Sorry, I wasn't very clear. I was referring to an aspect of the
documentary hypothesis, which constitutes the general scholarly consensus regarding the authorship and dating of the Torah. The slavery laws in Exodus come from a segment called the "Book of the Covenant", (Exodus 21-23). Scholars agree that this portion is part of the "E" strand of the Torah, so therefore it can be dated to around 850 B.C.E. That would date the laws to the time of the Hebrew monarchy, when Israel and Judah were both relatively stable political entities, so it's not much of a stretch to argue that these laws were actual laws used at the time.
Additionally, the laws as written are obviously very old. This is clear from their "ad hoc" case-law nature. Scholars of the Ancient Near East have long noted something peculiar about most Ancient Near Eastern law codes, which should be obvious to anyone even after a cursory study. If you read any of the Mesopotamian law codes, you immediately begin to notice an interesting pattern: they're not like the Biblical Decalogue, nor are they like modern, prescriptive laws which take the form of "It is illegal to do X" or "You must do X." Rather, they're written to address certain specific circumstances, and are always expressed as conditional statements, generally in the form of "if/when X happens, and also Y happens, then the penalty is Z." Some of them are so
ad hoc that they seem to have been written in order to address some particular situation that actually occurred, such as this bizarre law from a Hittite law-code:
If anyone steals a door in a quarrel, he shall replace everything that may get lost in the house. He will also give 1 mina of silver and pledge his estate as security.

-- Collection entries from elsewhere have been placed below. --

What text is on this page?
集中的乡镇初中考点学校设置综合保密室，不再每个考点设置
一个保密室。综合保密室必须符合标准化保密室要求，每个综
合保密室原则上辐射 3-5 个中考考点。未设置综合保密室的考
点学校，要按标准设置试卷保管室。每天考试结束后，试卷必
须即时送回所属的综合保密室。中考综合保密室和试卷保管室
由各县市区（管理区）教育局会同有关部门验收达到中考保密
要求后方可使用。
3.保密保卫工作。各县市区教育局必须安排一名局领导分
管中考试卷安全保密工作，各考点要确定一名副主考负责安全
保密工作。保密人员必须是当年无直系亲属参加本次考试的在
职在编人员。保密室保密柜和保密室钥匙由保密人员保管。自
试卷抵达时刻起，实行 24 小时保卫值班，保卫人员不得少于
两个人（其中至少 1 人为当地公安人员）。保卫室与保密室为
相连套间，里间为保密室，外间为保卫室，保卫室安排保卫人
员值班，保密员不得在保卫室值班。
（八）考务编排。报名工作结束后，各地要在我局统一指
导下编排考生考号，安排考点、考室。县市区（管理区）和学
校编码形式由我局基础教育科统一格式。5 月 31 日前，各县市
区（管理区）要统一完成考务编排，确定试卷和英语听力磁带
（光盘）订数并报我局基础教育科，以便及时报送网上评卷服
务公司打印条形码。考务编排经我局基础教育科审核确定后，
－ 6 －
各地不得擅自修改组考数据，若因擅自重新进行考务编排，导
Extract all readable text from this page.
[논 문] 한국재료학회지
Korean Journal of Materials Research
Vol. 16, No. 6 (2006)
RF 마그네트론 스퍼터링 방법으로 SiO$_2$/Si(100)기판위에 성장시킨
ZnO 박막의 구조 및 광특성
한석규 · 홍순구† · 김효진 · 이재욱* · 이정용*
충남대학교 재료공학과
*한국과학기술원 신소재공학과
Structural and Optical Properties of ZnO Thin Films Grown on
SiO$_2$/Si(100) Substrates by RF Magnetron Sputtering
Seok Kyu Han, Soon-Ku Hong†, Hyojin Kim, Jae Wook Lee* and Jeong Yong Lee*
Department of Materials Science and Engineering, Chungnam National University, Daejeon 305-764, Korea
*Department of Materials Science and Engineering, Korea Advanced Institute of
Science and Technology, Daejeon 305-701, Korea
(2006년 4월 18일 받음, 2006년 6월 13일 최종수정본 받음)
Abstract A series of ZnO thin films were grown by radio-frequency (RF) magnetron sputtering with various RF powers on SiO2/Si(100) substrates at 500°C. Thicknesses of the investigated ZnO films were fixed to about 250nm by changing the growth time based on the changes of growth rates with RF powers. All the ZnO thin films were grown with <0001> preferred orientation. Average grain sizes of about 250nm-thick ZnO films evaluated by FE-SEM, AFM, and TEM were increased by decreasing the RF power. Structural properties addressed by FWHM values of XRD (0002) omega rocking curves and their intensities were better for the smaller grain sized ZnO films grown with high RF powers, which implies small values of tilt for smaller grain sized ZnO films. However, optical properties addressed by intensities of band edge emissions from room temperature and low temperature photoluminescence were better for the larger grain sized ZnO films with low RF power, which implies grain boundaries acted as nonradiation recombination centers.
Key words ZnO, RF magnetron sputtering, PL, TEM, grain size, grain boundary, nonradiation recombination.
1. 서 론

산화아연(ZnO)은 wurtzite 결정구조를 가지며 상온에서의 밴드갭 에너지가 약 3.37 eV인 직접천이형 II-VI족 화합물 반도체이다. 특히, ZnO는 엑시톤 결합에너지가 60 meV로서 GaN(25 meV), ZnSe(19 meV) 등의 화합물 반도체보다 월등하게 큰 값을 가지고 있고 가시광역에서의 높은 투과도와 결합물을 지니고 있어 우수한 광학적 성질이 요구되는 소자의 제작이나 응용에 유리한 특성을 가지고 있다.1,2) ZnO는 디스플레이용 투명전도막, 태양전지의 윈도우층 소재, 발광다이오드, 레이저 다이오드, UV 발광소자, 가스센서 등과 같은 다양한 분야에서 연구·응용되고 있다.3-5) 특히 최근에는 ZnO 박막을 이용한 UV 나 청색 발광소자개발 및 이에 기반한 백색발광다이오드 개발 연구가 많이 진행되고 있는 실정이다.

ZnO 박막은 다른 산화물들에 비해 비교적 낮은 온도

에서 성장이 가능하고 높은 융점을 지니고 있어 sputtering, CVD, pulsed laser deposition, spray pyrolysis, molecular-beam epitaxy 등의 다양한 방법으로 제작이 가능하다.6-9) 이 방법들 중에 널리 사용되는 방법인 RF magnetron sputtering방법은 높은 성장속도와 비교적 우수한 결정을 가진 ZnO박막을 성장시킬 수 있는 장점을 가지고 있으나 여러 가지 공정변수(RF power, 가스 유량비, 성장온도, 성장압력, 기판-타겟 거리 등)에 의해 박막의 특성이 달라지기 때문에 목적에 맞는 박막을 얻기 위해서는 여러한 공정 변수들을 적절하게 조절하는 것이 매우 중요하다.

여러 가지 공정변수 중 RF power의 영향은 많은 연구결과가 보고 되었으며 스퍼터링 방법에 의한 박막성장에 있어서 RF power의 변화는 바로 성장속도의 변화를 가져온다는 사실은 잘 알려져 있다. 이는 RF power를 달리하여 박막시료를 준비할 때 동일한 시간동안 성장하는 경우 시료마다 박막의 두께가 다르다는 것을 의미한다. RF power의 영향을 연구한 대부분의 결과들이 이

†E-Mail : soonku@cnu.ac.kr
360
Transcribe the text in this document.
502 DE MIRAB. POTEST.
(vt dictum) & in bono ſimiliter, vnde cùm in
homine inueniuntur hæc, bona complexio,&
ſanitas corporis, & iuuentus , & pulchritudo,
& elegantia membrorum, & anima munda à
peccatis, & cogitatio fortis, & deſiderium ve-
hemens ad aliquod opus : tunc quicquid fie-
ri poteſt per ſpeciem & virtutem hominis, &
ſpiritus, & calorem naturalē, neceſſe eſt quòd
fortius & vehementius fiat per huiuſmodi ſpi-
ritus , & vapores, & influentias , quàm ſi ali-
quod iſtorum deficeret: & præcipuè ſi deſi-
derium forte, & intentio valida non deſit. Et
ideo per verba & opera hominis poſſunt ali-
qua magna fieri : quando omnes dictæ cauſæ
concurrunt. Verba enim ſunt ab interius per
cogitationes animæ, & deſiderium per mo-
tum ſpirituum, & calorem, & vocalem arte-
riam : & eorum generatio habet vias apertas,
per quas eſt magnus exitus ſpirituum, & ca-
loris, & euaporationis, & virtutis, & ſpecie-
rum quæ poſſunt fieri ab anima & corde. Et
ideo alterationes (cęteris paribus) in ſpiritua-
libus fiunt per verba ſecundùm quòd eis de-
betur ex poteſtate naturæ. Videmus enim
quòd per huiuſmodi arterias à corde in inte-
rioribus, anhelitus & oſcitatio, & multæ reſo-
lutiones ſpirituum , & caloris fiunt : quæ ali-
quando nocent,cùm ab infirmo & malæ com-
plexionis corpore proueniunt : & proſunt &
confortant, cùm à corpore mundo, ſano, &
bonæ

Most of the laws in Exodus 21-23 are exactly like this. In fact one particular law regarding oxen seems lifted almost directly from an old Babylonian law-code called "The Laws of Eshnunna", which even predates Hammurabi.
Exodus 21:35:
When one man's ox butts another's and kills it, they must sell the live ox, share the price, and also share the dead beast. But if it is known that the ox has for some time past been vicious and the owner has not kept it under control, he must make good the loss, ox for ox, but the dead beast is his.
Law of Eshunna 53-54:
If an ox gores another ox and causes its death, both ox owners shall divide the price of the live ox and also the meat of the dead ox. If an ox is known to gore habitually and the authorities have brought the fact to the knowledge of its owner, but he does not have it dehorned, it gores a man and causes his death, then the owner of the ox shall pay two-thirds a mina of silver.
So the point is, far from being invented by the later priests who eventually compiled Exodus, the laws in the "Book of the Covenant" have all the signs of actual Ancient Near Eastern laws which were lifted from an actual law code, similar to the many other law codes known from surrounding nations. The fact that the language of Exodus 21-23 identifies it as part of the "E" strand also indicates that these laws date to the time of the Hebrew monarchy, where they could very well have been the law of the land.
But again, I must stress that this is, of course, far from certain.